1. Price and cost are not the same thing.
Unit price dominates sourcing decisions.
But unit price is not the life cycle cost. It's a snapshot.
What actually determines outcomes sits outside the quotation:
- Scalability
- Rework and returns
- Scrap rates
- Engineering change responsiveness
- Management time required to keep things running
McKinsey estimates that 20 to 30% of total landed cost is driven by post-award operational factors, not quoted price, with quality losses, delays, expediting, and internal overhead being the biggest contributors.
Yet most sourcing decisions optimise for the one variable that is easiest to compare and hardest to sustain.
Pricing doesn't reflect lifecycle cost.
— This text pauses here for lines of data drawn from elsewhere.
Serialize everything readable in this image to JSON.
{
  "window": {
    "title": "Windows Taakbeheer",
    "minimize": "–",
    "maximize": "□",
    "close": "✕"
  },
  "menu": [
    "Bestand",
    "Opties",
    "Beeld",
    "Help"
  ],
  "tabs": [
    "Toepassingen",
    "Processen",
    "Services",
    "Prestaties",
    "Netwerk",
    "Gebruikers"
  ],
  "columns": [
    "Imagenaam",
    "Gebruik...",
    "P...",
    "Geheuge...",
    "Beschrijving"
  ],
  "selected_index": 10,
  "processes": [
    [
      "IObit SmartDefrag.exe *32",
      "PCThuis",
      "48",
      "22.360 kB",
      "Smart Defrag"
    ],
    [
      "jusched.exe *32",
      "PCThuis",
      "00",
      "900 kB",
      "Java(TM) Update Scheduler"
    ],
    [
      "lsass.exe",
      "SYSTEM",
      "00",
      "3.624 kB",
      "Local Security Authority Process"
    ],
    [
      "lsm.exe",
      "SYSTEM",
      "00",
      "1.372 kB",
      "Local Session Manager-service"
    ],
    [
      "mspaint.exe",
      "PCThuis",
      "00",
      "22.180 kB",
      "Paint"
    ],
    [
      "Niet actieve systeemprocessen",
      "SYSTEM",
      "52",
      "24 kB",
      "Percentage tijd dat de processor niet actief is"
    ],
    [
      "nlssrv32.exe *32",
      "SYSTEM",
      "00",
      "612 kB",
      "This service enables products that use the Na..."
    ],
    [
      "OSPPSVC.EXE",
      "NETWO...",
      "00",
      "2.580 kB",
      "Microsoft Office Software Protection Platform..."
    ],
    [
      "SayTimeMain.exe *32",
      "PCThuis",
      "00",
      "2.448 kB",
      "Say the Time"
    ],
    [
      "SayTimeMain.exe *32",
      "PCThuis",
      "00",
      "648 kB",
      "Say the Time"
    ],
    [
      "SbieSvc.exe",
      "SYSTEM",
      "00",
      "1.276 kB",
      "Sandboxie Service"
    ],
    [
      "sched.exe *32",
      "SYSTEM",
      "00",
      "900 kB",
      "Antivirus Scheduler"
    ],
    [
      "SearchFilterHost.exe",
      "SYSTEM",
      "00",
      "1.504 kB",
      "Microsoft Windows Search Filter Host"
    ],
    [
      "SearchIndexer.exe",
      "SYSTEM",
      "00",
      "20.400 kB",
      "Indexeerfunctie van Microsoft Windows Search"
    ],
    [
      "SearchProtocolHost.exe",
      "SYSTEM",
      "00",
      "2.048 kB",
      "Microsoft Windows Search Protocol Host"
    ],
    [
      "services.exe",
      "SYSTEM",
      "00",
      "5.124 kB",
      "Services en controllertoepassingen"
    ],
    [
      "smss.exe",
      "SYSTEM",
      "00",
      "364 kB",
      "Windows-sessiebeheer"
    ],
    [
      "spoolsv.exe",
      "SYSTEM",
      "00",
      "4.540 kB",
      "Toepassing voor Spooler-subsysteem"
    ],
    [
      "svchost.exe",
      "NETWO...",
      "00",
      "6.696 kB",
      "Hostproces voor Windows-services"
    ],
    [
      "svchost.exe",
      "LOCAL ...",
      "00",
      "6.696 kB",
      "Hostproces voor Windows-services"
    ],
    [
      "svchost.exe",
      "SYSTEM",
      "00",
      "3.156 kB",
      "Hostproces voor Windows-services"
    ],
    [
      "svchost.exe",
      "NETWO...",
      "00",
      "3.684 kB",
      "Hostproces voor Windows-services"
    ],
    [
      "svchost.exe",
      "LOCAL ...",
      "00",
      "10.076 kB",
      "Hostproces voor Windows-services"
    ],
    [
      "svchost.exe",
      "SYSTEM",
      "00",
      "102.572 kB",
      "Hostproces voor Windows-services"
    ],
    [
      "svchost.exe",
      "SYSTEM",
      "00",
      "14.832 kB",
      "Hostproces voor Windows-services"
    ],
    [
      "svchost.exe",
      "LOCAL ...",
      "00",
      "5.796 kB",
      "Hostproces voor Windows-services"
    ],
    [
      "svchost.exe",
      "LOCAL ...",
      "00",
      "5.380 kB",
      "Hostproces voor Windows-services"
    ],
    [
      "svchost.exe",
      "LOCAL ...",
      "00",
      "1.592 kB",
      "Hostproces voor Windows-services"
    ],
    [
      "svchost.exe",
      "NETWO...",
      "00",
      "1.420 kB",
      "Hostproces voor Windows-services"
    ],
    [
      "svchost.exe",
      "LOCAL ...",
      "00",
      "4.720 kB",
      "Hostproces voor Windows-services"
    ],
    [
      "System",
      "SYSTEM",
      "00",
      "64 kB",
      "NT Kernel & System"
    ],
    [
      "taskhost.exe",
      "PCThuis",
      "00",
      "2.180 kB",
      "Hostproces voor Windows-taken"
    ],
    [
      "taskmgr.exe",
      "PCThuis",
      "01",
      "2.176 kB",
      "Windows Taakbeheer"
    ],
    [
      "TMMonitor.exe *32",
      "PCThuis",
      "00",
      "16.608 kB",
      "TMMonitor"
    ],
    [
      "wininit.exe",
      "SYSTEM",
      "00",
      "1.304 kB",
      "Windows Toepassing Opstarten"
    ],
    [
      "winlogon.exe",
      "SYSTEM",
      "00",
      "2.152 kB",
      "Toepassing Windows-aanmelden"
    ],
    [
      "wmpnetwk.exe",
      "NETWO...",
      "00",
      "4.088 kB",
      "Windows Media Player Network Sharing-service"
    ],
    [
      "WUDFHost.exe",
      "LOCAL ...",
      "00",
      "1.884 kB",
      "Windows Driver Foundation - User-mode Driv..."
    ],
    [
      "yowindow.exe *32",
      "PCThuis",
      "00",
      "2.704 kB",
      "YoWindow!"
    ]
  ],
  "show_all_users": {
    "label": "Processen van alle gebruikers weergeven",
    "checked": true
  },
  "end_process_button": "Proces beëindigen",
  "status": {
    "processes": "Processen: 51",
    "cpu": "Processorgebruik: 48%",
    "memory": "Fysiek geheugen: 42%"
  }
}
It reflects negotiation leverage at a point in time.
2. First-batch success is mistaken for ability to scale
Factories are very good at samples and initial batches.
That phase is:
- Highly supervised
- Staffed with top operators
- Manually controlled
But sampling success says very little about what happens at scale.
As volume increases:
- Operational variability rises
- Middle management replaces senior oversight
- Process discipline matters more than individual skill
BCG and World Bank manufacturing studies consistently show that defect rates often increase 2 to 4x during early scale-up phases in emerging-market factories before stabilising.
The mistake is assuming that early performance predicts steady-state behaviour.
It doesn't.
Scaling is a different operating model, not a continuation of sampling.
3. Specifications are "clear" until production begins
Most sourcing teams believe their specifications are clear.
They usually are, on paper.
In practice, interpretation gaps emerge quickly:
- Tolerances applied differently
- Material substitutions viewed as equivalent
- Quality thresholds enforced inconsistently across shifts
According to WTO supply-chain research, quality-related losses during early production ramps are more often caused by interpretation differences than by missing documentation.
The issue is not whether specs exist.
It's whether understanding is shared at every layer of the factory.
And once production is live, correcting these gaps becomes slow, expensive, and political.
4. Supplier behaviour changes after nomination
Before nomination:
- Fast responses
- Senior management involved
- Problems escalated quickly
After the Purchase Order:
- Attention shifts to the next bid
- Issues are filtered through middle layers
- Escalation slows
This is not bad intent, it's rational behaviour.
Once nominated, the supplier's commercial risk drops. The buyer's attention shifts elsewhere.
Multiple Bain and McKinsey post-mortems show that governance intensity typically drops sharply within 60 to 90 days of supplier award, even though execution risk is highest during that same period.
Sourcing doesn't fail at nomination.
It fails when ownership dissolves immediately after.
5. Learning curves are not budgeted, financially or organisationally
Every new supplier has a learning curve:
- Higher defect rates
- Slower cycle times
- Increased management intervention
Yet many sourcing models assume near-immediate steady-state performance.
McKinsey research on supplier transitions suggests that 6 to 12 months of stabilisation is typical before performance normalises, longer for complex products.
When this isn't budgeted:
- Margins disappoint
- Timelines slip
- Internal confidence erodes
The supplier is blamed for behaving exactly as expected.
The model was wrong, not the factory.
The real issue: execution risk is priced at zero
Asia sourcing doesn't fail because suppliers can't execute.
It fails because:
- Pricing is mistaken for strategy
- Sampling is mistaken for scalability
- Specifications are mistaken for shared understanding
- Nomination is mistaken for control
The companies that succeed design sourcing as a lifecycle system, not a transaction.
They:
- Optimise for behaviour, not price
- Govern hardest after award, not before
- Budget learning curves explicitly
- Treat scale-up as a separate risk phase
Everyone else learns the same lessons, just later and more expensively.
Where have you seen sourcing break down most often: pricing assumptions, scale-up, or post-award governance?